NATO, through ISAF, is involved in peacekeeping and reconstruction around Kabul, the Afghan capital. In August, it will take over the mission in southern Afghanistan that is now headed by Canadian forces as part of a U.S.-led coalition.
Canada now has about 2,300 troops in Afghanistan, 2,200 of them in Kandahar province, where the remnants of the Taliban are putting up heavy, armed resistance. If Canada takes over ISAF in 2008, another 100 personnel will be required, Mr. O'Connor said.
Mr. de Hoop Scheffer, who is in Ottawa on a two-day visit, said in an interview with The Globe and Mail that he is cognizant of the price Canada has paid in helping to secure peace in Afghanistan.
"We are there to make it possible to get the country on its feet again. Do not forget the enormous progress which has already been made in Afghanistan over the past years. Do not forget that six million boys and girls go to school . . . that Afghanistan came from the deepest depths, from a horrible Taliban regime where women had no rights at all and which was a nation exporting terrorism," he said.

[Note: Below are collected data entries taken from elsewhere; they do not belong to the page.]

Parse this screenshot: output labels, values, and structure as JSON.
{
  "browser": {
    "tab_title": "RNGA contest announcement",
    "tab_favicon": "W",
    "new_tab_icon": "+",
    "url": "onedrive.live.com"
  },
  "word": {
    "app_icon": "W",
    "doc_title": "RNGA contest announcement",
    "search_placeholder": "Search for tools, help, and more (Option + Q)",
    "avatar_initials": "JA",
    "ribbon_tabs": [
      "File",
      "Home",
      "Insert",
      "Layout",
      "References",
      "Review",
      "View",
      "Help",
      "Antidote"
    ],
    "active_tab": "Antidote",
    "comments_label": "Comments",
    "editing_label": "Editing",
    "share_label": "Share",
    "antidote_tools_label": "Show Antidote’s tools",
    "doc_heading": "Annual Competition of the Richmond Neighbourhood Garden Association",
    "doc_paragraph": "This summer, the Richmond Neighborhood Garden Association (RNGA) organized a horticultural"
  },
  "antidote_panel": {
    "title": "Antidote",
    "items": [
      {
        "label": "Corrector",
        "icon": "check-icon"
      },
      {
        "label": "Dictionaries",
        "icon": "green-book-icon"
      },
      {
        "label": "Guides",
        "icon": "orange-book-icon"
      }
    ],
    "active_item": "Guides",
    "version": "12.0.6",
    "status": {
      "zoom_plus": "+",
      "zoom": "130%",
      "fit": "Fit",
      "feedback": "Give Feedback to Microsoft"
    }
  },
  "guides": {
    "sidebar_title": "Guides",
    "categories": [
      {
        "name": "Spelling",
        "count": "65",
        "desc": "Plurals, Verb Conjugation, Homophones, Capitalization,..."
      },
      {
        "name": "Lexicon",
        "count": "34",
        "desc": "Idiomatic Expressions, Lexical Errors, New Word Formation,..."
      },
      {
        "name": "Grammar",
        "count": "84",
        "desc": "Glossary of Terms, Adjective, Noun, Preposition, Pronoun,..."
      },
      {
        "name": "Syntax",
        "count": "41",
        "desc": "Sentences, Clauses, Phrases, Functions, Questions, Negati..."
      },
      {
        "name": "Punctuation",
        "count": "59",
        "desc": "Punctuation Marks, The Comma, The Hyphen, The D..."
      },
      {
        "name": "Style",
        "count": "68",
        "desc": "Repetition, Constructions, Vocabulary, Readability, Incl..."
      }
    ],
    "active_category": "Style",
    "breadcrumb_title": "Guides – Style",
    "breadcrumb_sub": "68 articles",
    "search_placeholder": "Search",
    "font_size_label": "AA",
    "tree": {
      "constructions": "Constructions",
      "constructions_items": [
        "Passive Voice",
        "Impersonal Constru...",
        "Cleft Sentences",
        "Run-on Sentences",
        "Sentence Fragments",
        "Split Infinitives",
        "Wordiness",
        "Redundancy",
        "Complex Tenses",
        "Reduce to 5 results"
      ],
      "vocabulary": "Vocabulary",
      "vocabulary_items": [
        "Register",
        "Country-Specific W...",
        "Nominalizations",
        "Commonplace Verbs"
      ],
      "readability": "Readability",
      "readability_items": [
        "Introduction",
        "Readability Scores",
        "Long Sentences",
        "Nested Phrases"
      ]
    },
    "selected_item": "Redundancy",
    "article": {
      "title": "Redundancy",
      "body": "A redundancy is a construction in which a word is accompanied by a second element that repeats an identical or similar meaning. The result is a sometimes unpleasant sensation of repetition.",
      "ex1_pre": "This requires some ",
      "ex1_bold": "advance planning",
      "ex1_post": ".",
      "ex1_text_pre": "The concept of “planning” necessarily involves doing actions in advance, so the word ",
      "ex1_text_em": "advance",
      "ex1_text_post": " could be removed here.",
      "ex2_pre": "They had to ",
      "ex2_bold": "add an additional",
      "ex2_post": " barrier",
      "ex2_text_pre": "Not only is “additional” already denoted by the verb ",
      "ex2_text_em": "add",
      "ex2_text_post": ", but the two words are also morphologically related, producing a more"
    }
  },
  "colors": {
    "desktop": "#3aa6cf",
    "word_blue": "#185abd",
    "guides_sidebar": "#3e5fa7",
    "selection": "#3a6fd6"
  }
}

Prime Minister Stephen Harper announced yesterday that Canada would provide $15-million to help rebuild the country's battered rural irrigation system.
Also yesterday, Ottawa said it was changing rules for foreign aid to let Canadian volunteer groups work directly with counterpart organizations in developing countries.
The changes, announced by International Co-operation Minister Joseé Verner, open the door for organizations to apply for Canadian International Development Agency financing for projects involving volunteer groups in poorer countries.
CIDA, however, is setting aside only $20-million a year for this new "voluntary sector fund." No one Canadian organization can get financing for more than three projects, and the maximum CIDA contribution for a project is $500,000.